Previous: Ordinary container data types, Up: Container data types [Contents][Index]

17.12.2 Specialized container data types ¶

The hamt module implements the hash array mapped trie (HAMT) data structure. This is a data structure that contains (key, value) pairs. Lookup of a (key, value) pair given the key is on average an O(1) operation, assuming a good hash function for the keys is employed.

The HAMT data structure is useful when you want modifications (additions of pairs, removal, value changes) to be visible only to some part of your program, whereas other parts of the program continue to use the unmodified HAMT. The HAMT makes this possible in a space-efficient manner: the modified and the unmodified HAMT share most of their allocated memory. It is also time-efficient: Every such modification is O(1) on average, again assuming a good hash function for the keys.

A HAMT can be used whenever an ordinary hash table would be used. It does however, provide non-destructive updating operations without the need to copy the whole container. On the other hand, a hash table is simpler so that its performance may be better when non-destructive update operations are not needed.

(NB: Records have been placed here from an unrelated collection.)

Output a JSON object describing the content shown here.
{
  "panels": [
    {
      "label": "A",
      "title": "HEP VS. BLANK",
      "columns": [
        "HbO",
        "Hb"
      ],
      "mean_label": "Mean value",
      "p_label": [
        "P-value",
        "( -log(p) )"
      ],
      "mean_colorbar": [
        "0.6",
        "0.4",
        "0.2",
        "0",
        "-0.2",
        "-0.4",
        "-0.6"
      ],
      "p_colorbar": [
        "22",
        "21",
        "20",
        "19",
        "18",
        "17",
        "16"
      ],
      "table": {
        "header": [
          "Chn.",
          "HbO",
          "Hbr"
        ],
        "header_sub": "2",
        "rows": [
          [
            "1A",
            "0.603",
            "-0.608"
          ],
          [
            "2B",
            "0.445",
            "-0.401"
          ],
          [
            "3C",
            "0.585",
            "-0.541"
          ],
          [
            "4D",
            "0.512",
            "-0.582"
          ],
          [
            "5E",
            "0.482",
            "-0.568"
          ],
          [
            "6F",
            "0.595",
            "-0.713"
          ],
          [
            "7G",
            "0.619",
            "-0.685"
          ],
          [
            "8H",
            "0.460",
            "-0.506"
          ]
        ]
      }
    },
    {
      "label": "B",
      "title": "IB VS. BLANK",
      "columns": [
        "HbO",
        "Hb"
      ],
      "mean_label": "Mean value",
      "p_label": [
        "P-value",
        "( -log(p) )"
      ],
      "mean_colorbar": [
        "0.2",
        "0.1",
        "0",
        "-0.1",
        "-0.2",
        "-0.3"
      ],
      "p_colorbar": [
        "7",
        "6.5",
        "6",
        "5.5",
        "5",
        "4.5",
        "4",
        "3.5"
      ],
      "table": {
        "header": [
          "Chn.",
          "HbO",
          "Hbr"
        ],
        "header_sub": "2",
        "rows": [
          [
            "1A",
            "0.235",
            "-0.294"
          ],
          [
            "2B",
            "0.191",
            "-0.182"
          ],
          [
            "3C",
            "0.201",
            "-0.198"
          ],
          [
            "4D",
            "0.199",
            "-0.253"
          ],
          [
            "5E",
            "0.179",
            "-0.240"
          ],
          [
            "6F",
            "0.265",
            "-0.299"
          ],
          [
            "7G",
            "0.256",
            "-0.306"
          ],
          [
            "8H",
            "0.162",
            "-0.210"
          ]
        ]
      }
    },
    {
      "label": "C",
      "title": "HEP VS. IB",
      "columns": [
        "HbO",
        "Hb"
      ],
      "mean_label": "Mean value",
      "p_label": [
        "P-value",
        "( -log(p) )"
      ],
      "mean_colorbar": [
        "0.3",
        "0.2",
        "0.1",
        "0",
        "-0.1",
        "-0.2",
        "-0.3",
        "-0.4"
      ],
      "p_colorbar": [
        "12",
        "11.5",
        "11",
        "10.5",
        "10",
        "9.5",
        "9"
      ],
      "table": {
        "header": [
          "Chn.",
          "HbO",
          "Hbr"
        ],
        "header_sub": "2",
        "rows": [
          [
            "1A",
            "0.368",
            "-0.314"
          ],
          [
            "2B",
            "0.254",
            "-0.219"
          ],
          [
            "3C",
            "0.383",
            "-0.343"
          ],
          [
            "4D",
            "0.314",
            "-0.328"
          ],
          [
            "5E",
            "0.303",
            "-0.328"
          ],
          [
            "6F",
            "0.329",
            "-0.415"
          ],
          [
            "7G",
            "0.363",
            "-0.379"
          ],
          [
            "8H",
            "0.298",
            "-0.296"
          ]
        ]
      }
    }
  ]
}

For example, a HAMT can be used to model the dynamic environment in a LISP interpreter. Updating a value in the dynamic environment of one continuation frame would not modify values in earlier frames.

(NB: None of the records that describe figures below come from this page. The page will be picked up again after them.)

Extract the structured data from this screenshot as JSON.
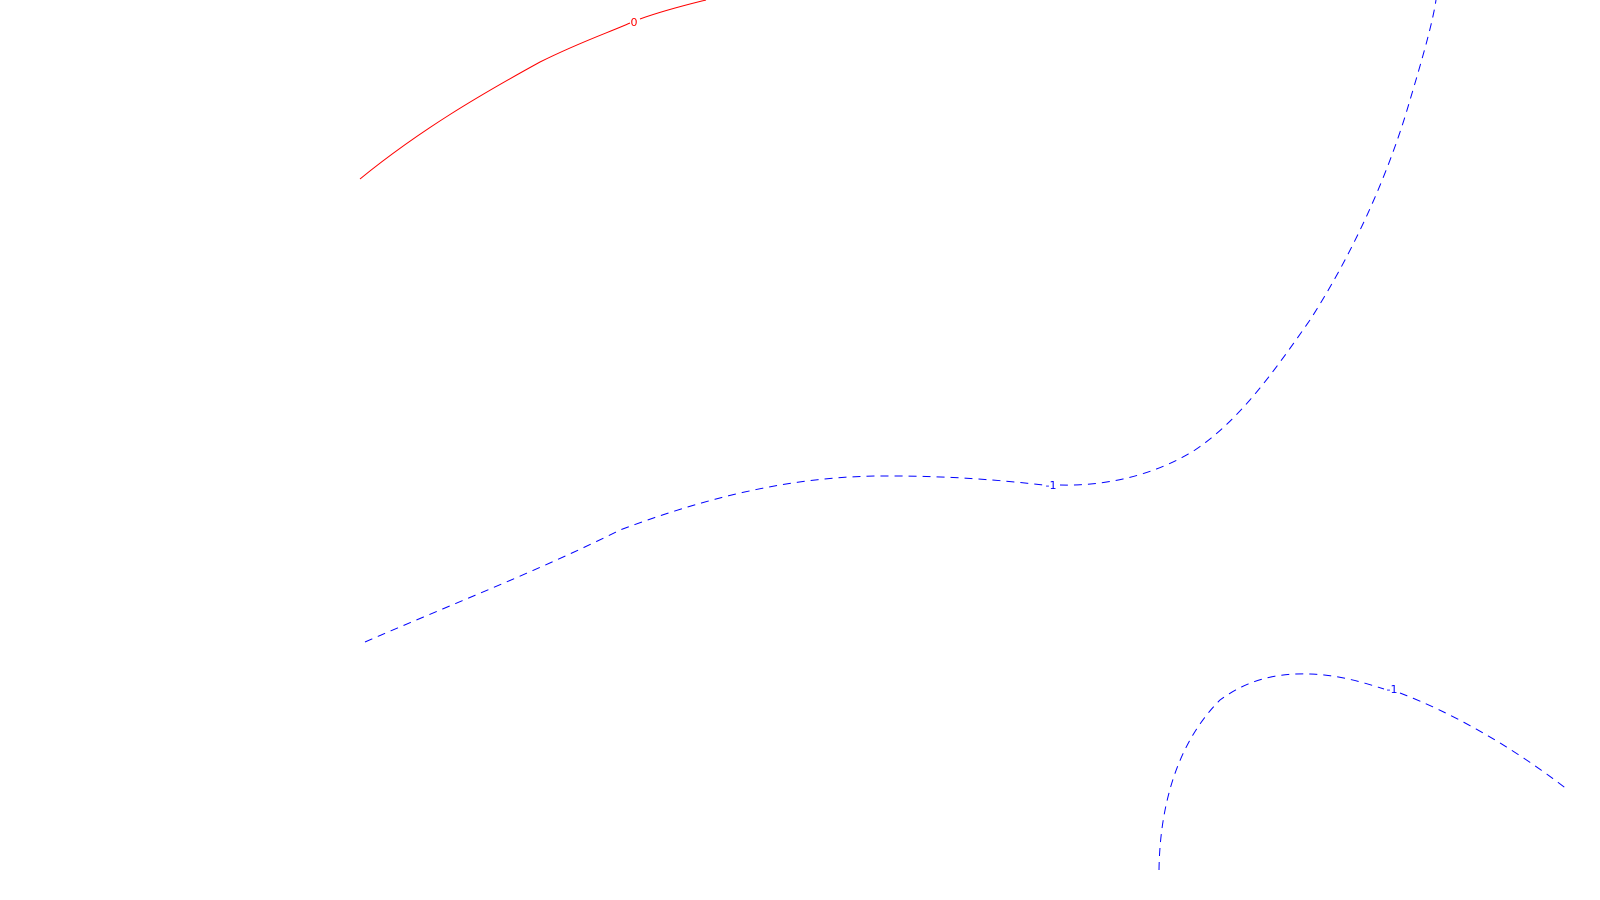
{
  "colors": {
    "background": "#ffffff",
    "positive_contour": "#ff0000",
    "negative_contour": "#0000ff"
  },
  "contours": {
    "zero": {
      "label": "0",
      "style": "solid",
      "color": "#ff0000"
    },
    "neg_upper": {
      "label": "-1",
      "style": "dashed",
      "color": "#0000ff"
    },
    "neg_lower": {
      "label": "-1",
      "style": "dashed",
      "color": "#0000ff"
    }
  }
}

To use the module, include hamt.h in your code. The public interface is documented in that header file. You have to provide a hash function and an equivalence relation, which defines key equality. The module includes a test file test-hamt.c, which demonstrates how the API can be used.

In the current implementation, each inner node of the HAMT can store up to 32 = 2^5 entries and subtries. Whenever a collision between the initial bits of the hash values of two entries would happen, the next 5 bits of the hash values are examined and the two entries pushed down one level in the trie.

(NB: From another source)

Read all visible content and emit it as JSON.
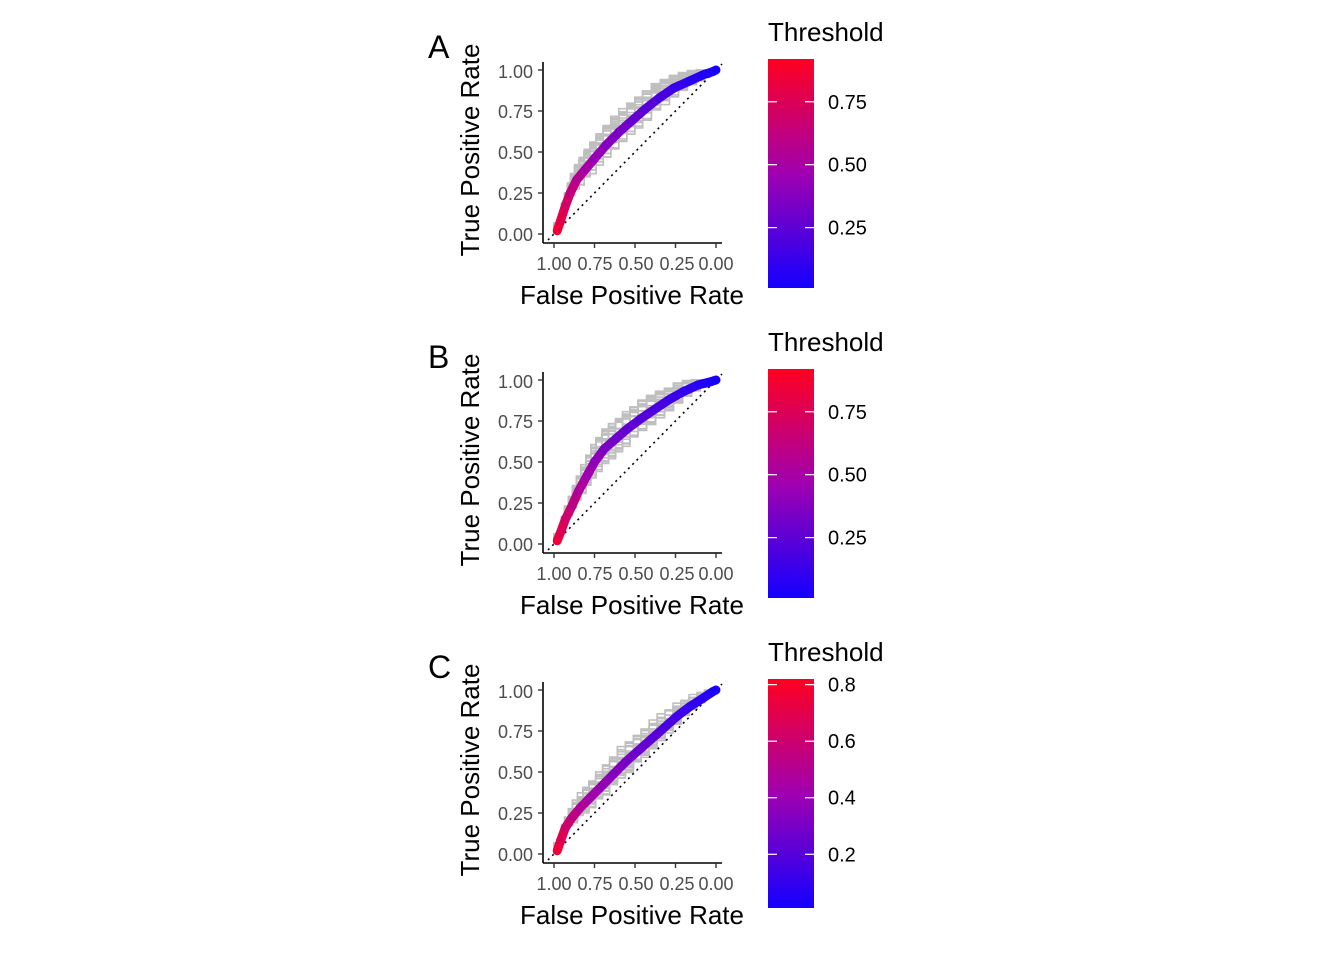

HAMTs have the same average access times as hash tables but grow and shrink dynamically, so they use memory more economically and do not have to be periodically resized.

They were described and analyzed in Phil Bagwell (2000). Ideal Hash Trees (Report). Infoscience Department, École Polytechnique Fédérale de Lausanne.

The persistence aspect of the HAMT data structure, which means that each updating operation (like inserting, replacing, or removing an entry) returns a new HAMT while leaving the original one intact, is achieved through structure sharing, which is even safe in the presence of multiple threads when the used C compiler supports atomics.